The band does sometimes fail lyrically, as if distracted by an elaborate instrumentation that regularly incorporates accordion, sousaphone and theremin. "How long will this take? How long must I wait? My heart is sinking. What were we thinking?" flounders Urata on "The Clockwise Witness." Meanwhile, shimmering violins provide adornment where distraction is needed.

The moment is over soon enough, because A Mad and Faithful Telling is DeVotchKa's most fluid work yet. Urata occasionally abandons English to sing in Spanish, skirting the emotional boundaries imposed by his verbal limitations.

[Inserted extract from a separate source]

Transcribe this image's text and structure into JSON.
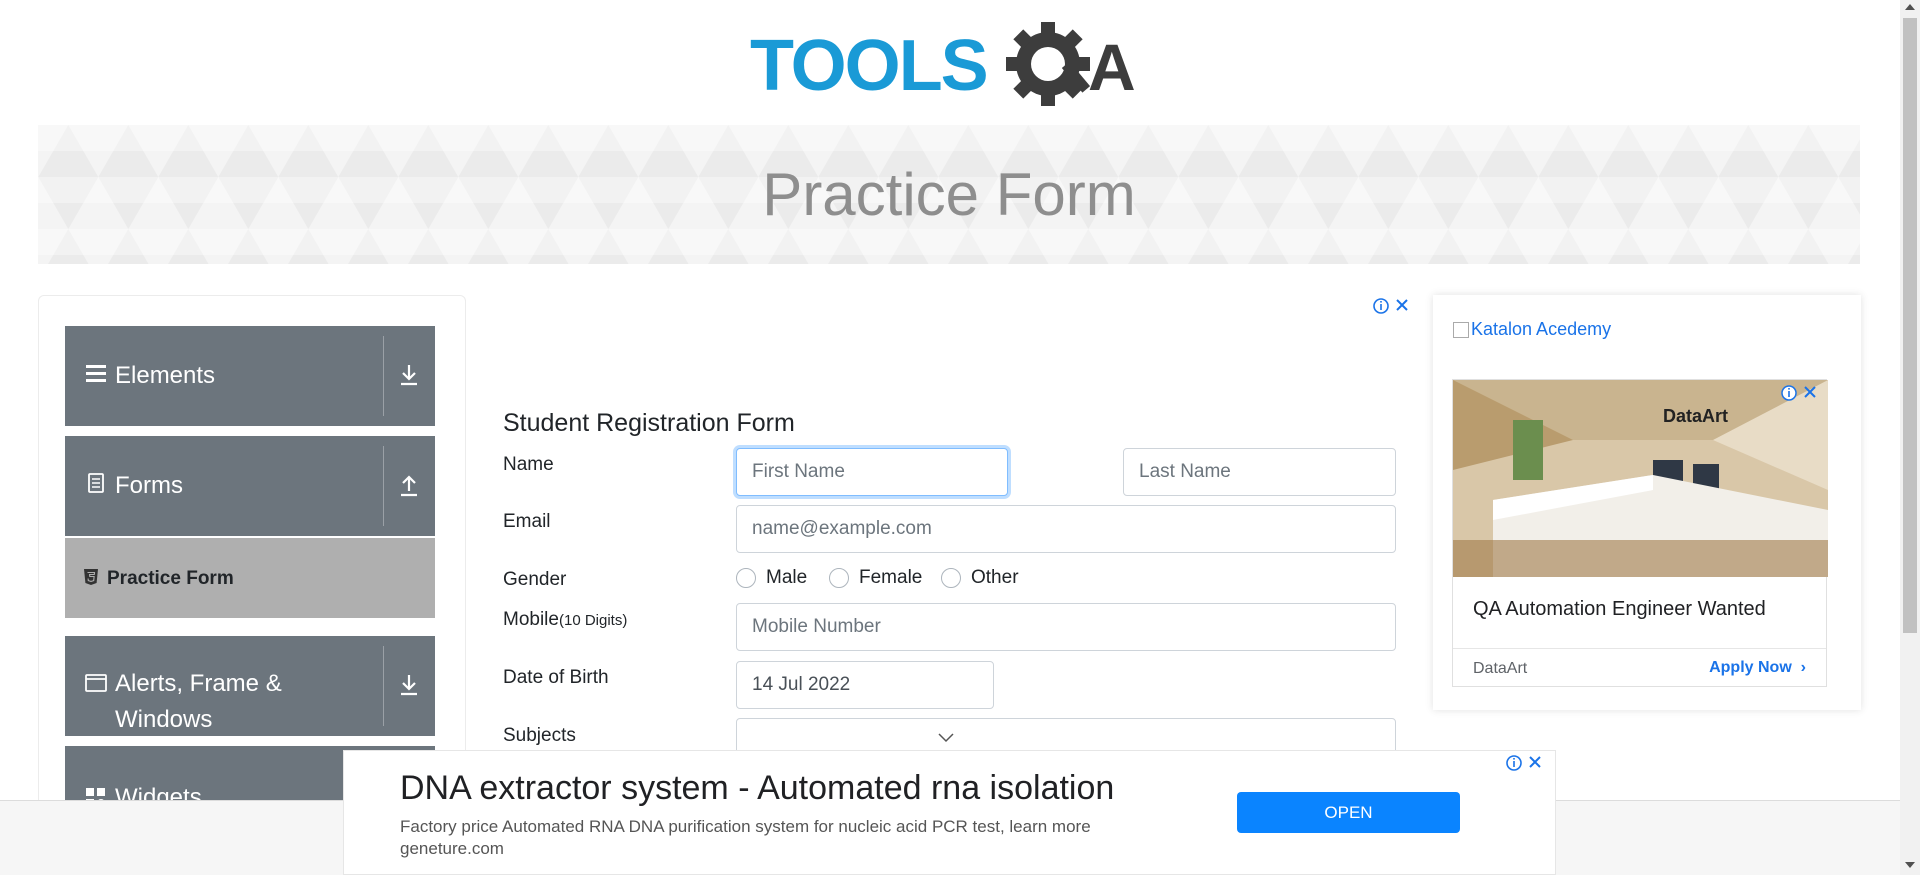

DeVotchKa has woven its influences together fairly seamlessly, too. On the impeccably paced track "Comrade Z," the band organically summons radiant South American trumpets from a chorus of whining Eastern European fiddles. DeVotchKa manages to leapfrog through impressively varied genres while maintaining genuine emotional momentum, a welcome change from both the choppy transitioning of the band's debut SuperMelodrama and the stagnant excess of How It Ends.

Again, sometimes DeVotchKa falls prey to its influences, as in the waltzy "Strizzalo," which never quite transcends its Danube atmosphere. This track's strings, laid richly as if heavy with tradition, betray the edgy goals of the band's early experimentation, even while they salve the album's angrier moments.

The band's maturation is evident on "Head Honcho," a reworking of a track from SuperMelodrama. Where the original track was exactly the kind of roughly orchestrated barb you'd expect under that title, the new version is subtler, with a single violin providing a teasing counterpoint to Urata's vocals. It's a thorough overhaul that shows DeVotchKa's commitment to renewing rebellion.

There's nothing normal about DeVotchKa's career arc from burlesque backing band to Hollywood soundtrack darlings. Still, A Mad and Faithful Telling reveals a band at a familiar stage in its career, negotiating the balance between sentimentality and subversion with ever-increasing success.